AVS 66th International Symposium & Exhibition | |
Thin Films Division | Tuesday Sessions |
Session TF+EM+MI-TuM |
Session: | Thin Films for Microelectronics, Photonics, and Optoelectronic Applications |
Presenter: | John G. Ekerdt, University of Texas at Austin |
Authors: | J.G. Ekerdt, University of Texas at Austin B.I. Edmondson, University of Texas at Austin E. Lin, University of Texas at Austin S. Kwon, University of Texas at Dallas A.A. Demkov, University of Texas at Austin M.J. Kim, University of Texas at Dallas |
Correspondent: | Click to Email |
Recent investigations into thin film BaTiO3 (BTO) show it is a promising candidate for on-chip photonic devices due to its large linear electro-optic (EO) coefficient (r > 100-1000 pm/V) relative to more conventional photonic materials such as LiNbO3 (~30 pm/V) or strained Si (~2 pm/V). However, such high coefficients are achieved only by costly and inherently un-scalable physical vapor deposition techniques.
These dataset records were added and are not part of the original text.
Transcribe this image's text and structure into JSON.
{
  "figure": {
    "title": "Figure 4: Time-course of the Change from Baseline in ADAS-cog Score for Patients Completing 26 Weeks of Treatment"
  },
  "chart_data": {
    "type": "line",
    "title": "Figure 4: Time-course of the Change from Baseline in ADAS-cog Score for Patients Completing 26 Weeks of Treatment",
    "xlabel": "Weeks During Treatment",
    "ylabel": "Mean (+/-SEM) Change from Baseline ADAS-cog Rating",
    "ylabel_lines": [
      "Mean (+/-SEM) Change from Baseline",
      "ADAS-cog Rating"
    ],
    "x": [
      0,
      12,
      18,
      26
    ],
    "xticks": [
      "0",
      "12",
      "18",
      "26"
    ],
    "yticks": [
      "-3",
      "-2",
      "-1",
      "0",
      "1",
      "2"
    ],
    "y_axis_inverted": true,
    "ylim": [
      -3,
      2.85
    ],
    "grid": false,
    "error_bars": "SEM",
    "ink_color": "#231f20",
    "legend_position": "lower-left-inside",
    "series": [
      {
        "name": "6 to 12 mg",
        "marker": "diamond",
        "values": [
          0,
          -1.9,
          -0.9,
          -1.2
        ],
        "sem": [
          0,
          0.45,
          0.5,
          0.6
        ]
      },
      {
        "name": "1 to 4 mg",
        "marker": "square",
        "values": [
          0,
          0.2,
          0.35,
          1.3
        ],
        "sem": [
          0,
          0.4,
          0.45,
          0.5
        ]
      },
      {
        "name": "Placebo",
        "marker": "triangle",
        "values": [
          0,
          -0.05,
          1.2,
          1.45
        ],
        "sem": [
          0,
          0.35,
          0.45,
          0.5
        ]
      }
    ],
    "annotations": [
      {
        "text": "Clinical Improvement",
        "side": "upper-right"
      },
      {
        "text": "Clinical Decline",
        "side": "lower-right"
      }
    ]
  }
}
In recent studies, we have investigated chemical routes to the integration of electro-optically active BTO thin films with Si, which offer faster and more scalable methods of deposition. Specifically, atomic layer deposition (ALD) of 40 nm BTO films and chemical solution deposition (CSD) of 85 nm BTO films on SrTiO3 (STO) templates on Si (001) prepared by molecular beam epitaxy (MBE) yield epitaxial BTO films with microstructure and defect nature markedly different from physical deposition techniques. Furthermore, we explored CSD of c-axis in-plane BaxSr1-xTiO3, which is difficult to achieve by physical methods and offers unique insight into the EO behavior of this highly tunable dielectric. X-ray diffraction and scanning transmission electron microscopy confirmed epitaxial, distorted tetragonal structures with a range of structural defects, and electrical and electro-optical measurements showed diminished ferroelectricity and EO response compared to MBE-grown thin films or bulk BTO. ALD-grown films exhibited optical hysteresis with coercivity of ~10 kV/cm, an effective linear EO coefficient of 26 pm/V for 40 nm films, and leakage currents caused by oxygen vacancies. CSD-grown films did not show evidence of ferroelectric hysteresis but maintained EO response with a coefficient of 25 pm/V and had very low leakage current. Past reports of chemical vapor deposited films yielded an EO coefficient of 7 pm/V. These results provide further understanding into the relationship between film structure and linear EO behavior.